The Big News: Rolling Stone cover girl Taylor Swift stayed cemented atop the charts, selling another 62,000 copies of Fearless and leading another week of slow overall sales. Swift has topped the charts for all but two weeks in 2009, with Bruce Springsteen and the Fray each making cameos at Number One before Swift reclaimed her territory. The Gap Band’s Charlie Wilson and his Uncle Charlie grabbed the Number Two spot in its debut week, thanks to guest appearances by Snoop Dogg, T-Pain and Jamie Foxx. The usual suspects populated the rest of the top five, with the Fray’s self-titled, Nickelback’s Dark Horse and Beyoncé’s I Am… Sasha Fierce filling out the last three spots.
Debuts: Besides Wilson, the week’s other big debut was Morrissey’s Years of Refusal at 11. His indie rock spawn also had a good showing on the charts as M. Ward’s Hold Time entered at 31, the National-curated Dark Was the Night benefit compilation placed 49th and Beirut’s March of the Zapotec EP came in at 87. Further down the chart, Breaking artist N.A.S.A. finished in 179th place with Spirit of Apollo.
Last Week’s Heroes: The post-Grammy bump wore off of Robert Plant & Alison Krauss’ Raising Sand as the LP fell from two to nine thanks to a 58 percent sales decrease.
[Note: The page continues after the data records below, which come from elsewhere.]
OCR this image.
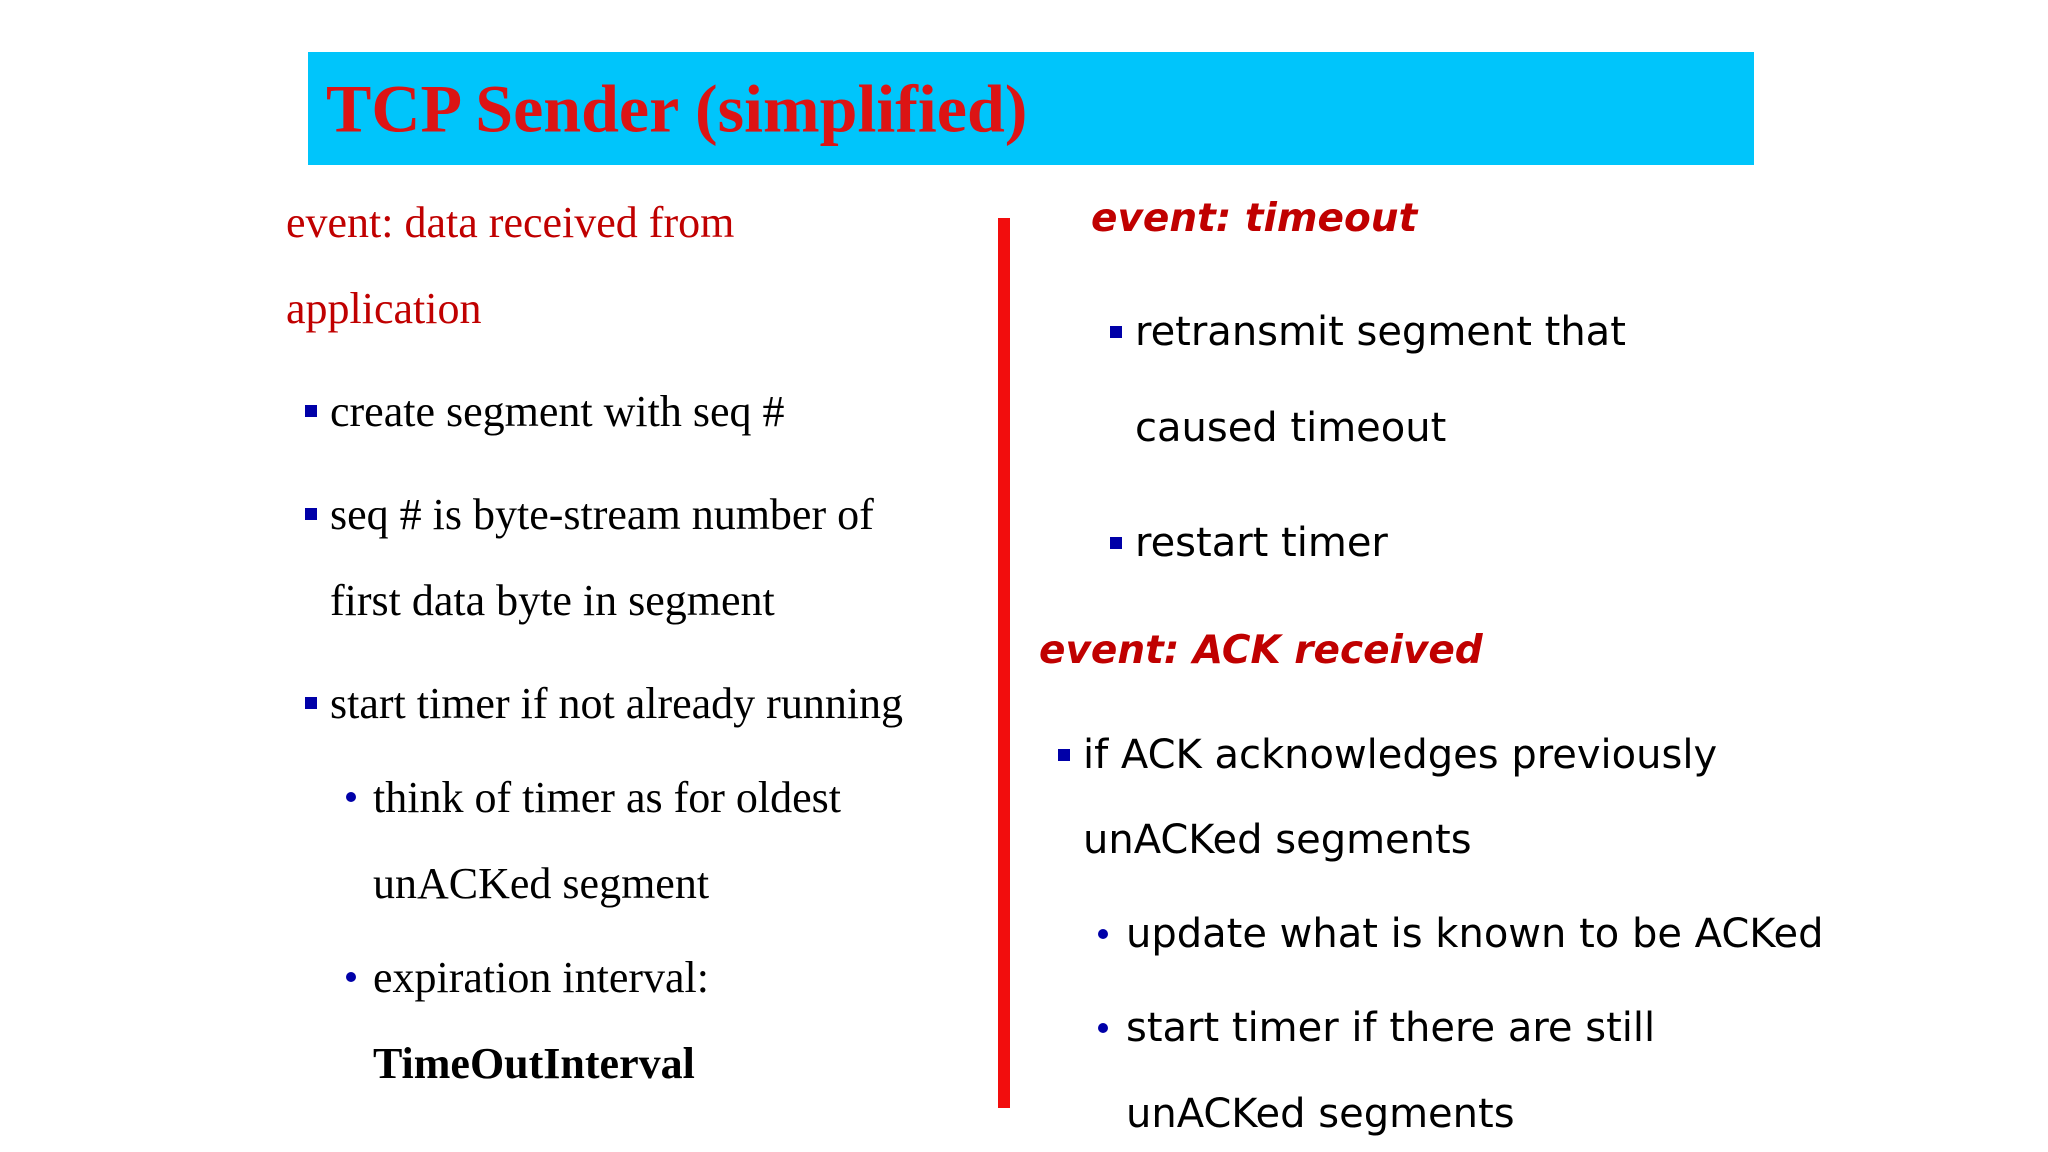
TCP Sender (simplified)
event: data received from
application
create segment with seq #
seq # is byte-stream number of
first data byte in segment
start timer if not already running
think of timer as for oldest
unACKed segment
expiration interval:
TimeOutInterval
event: timeout
retransmit segment that
caused timeout
restart timer
event: ACK received
if ACK acknowledges previously
unACKed segments
update what is known to be ACKed
start timer if there are still
unACKed segments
Lily Allen’s It’s Not Me It’s You also fell from five to 11. One album to watch for next week is the Slumdog Millionaire soundtrack. Fresh off its dominating Oscar performance, including a sweep of the music categories, the soundtrack rose from 48 last week to 22 this week thanks to just one day of post-Oscar sales. Given six more days on that sales pace, Slumdog seems a lock to enter the Top Five.